A perpetual haze filled her headspace, and everything would shut to a strange blankness that she would have to pull herself out of. And it would take time, and the act of swimming out of the fog was exhausting in itself, and she would have to do it again and again and again.

And worse than the fog in her brain, she thought, were the voices that sang in the dark. Always the voices, loud and intrusive and incessant. They would come out of nowhere—as she walked down the road to school with the boys, or as she studied for tests, or as she wrote down or typed out her homework, or even in the events of complete nothingness—they would spring at her, grab her by the throat, force her to listen to their mockery—but is it truly mockery if they speak the truth, sing out her sins in the vast shadows of her headspace?

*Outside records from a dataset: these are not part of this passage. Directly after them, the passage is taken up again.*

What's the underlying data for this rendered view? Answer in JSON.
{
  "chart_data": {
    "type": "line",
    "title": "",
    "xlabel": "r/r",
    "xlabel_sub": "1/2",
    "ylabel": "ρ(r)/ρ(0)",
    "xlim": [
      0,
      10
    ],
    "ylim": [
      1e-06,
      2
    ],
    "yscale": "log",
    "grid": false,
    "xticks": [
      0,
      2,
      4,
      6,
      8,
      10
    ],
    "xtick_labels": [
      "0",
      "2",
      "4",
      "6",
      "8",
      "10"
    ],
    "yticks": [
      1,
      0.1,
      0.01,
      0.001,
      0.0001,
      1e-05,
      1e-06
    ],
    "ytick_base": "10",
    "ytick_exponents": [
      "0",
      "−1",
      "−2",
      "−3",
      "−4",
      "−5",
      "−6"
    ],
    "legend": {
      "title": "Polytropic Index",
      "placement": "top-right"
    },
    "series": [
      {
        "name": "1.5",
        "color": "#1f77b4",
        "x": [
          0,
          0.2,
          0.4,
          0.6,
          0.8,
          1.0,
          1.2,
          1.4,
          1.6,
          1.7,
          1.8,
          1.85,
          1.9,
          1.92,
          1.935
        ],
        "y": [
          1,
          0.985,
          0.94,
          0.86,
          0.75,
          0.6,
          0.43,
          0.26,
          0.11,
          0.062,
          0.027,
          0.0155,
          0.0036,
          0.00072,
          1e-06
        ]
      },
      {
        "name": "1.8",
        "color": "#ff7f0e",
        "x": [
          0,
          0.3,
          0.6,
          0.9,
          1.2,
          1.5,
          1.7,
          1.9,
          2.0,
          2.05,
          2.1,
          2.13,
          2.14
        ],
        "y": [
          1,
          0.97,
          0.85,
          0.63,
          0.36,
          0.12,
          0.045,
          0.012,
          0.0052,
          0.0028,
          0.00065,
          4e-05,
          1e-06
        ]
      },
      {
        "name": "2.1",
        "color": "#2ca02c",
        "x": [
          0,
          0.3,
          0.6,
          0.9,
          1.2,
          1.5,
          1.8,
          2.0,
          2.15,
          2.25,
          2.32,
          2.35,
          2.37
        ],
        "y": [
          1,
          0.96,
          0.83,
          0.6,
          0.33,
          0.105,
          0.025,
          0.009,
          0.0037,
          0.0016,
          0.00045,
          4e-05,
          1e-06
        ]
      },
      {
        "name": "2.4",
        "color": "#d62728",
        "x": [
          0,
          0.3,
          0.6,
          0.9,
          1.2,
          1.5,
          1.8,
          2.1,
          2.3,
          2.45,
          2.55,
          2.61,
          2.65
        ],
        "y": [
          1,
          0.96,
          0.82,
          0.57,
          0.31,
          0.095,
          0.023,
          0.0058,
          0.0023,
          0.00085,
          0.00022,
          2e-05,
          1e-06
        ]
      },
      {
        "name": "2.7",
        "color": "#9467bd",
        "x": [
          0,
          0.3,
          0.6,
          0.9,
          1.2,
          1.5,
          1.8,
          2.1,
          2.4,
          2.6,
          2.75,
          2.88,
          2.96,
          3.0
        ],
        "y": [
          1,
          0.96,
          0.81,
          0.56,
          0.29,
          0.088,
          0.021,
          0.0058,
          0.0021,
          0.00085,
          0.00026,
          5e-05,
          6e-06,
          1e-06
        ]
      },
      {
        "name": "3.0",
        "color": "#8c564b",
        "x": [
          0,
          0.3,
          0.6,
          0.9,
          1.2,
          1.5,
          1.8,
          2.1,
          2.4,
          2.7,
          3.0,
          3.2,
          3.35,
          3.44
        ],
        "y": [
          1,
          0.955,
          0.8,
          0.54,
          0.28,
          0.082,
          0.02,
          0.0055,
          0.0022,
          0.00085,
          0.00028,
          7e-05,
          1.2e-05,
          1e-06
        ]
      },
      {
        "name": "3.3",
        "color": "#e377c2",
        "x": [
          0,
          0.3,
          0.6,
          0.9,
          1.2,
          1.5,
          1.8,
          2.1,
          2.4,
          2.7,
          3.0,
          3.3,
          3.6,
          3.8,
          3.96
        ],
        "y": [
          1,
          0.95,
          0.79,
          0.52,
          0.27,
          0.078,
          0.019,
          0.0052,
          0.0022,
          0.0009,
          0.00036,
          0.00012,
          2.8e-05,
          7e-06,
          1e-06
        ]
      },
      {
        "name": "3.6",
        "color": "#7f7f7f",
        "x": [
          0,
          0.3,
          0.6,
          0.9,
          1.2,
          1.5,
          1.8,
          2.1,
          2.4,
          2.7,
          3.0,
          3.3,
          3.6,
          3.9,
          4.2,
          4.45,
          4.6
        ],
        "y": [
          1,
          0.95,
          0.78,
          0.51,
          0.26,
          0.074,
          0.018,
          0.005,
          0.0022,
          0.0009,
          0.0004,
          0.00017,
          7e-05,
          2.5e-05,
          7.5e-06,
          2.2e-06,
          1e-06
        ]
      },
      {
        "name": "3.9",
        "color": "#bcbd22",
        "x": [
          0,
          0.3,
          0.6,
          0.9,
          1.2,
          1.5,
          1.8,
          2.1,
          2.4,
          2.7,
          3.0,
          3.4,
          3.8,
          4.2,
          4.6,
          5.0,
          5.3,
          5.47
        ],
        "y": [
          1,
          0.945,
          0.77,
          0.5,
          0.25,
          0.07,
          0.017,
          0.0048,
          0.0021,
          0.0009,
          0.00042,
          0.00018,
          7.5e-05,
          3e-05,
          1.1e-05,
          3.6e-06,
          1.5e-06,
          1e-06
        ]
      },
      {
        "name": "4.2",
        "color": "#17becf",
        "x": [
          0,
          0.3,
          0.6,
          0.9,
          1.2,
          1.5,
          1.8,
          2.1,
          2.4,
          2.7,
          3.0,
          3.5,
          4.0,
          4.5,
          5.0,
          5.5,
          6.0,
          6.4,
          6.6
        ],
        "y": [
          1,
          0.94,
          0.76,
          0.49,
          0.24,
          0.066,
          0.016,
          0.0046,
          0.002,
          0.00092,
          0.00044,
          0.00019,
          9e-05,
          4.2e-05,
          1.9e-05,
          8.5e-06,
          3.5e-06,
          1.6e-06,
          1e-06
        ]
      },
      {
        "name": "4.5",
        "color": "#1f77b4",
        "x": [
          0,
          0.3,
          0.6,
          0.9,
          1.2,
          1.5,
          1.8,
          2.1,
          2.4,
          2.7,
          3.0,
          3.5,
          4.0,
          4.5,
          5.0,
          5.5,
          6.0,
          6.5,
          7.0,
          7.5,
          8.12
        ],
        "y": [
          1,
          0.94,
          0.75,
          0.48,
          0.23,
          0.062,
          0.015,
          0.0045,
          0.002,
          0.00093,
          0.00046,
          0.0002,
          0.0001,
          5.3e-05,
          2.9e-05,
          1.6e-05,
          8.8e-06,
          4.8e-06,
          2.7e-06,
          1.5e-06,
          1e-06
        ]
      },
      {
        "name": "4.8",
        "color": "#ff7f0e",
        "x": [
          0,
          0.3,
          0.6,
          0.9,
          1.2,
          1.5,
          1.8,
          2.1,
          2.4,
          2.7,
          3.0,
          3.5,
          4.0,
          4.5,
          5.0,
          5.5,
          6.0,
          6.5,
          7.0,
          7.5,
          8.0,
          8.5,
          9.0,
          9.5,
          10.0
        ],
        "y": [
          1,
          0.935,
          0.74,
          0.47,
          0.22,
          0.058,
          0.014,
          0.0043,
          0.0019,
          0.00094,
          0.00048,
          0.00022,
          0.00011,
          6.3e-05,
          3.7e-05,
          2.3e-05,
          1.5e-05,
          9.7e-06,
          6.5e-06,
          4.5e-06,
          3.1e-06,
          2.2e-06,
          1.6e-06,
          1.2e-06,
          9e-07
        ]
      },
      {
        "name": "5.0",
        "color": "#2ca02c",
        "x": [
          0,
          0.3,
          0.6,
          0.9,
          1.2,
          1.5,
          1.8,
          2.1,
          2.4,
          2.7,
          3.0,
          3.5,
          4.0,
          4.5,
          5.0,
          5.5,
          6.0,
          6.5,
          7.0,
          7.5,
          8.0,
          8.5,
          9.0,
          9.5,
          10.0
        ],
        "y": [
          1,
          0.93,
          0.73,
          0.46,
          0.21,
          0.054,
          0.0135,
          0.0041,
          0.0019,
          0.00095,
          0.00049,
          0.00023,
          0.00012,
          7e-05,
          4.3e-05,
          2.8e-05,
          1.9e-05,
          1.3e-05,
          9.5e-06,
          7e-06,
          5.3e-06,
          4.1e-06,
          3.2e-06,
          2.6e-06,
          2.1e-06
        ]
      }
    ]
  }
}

She would pick up a book, then—a novel, a book of poetry, a collection of short stories—anything within reach, and she would read, drink in the words and the metaphors and the imagery, watch the aurora of colors play out before her eyes, listen to the music the words and punctuations wove through her mind, all to drown the demon voices out.

But there were times the demons were persistent, and their voices would rise, louder and louder and louder, scream to a degree it pained her mind to listen any further. Lyn would grab her earbuds, plug them to her phone, and turn the volume up, music blasting through her earbuds, into her ears.

And if that didn't work, she'd pick up a pen and her notebook, and scribble out a poem, the deepest parts of herself bleeding out in ink, into words and verses and stanzas.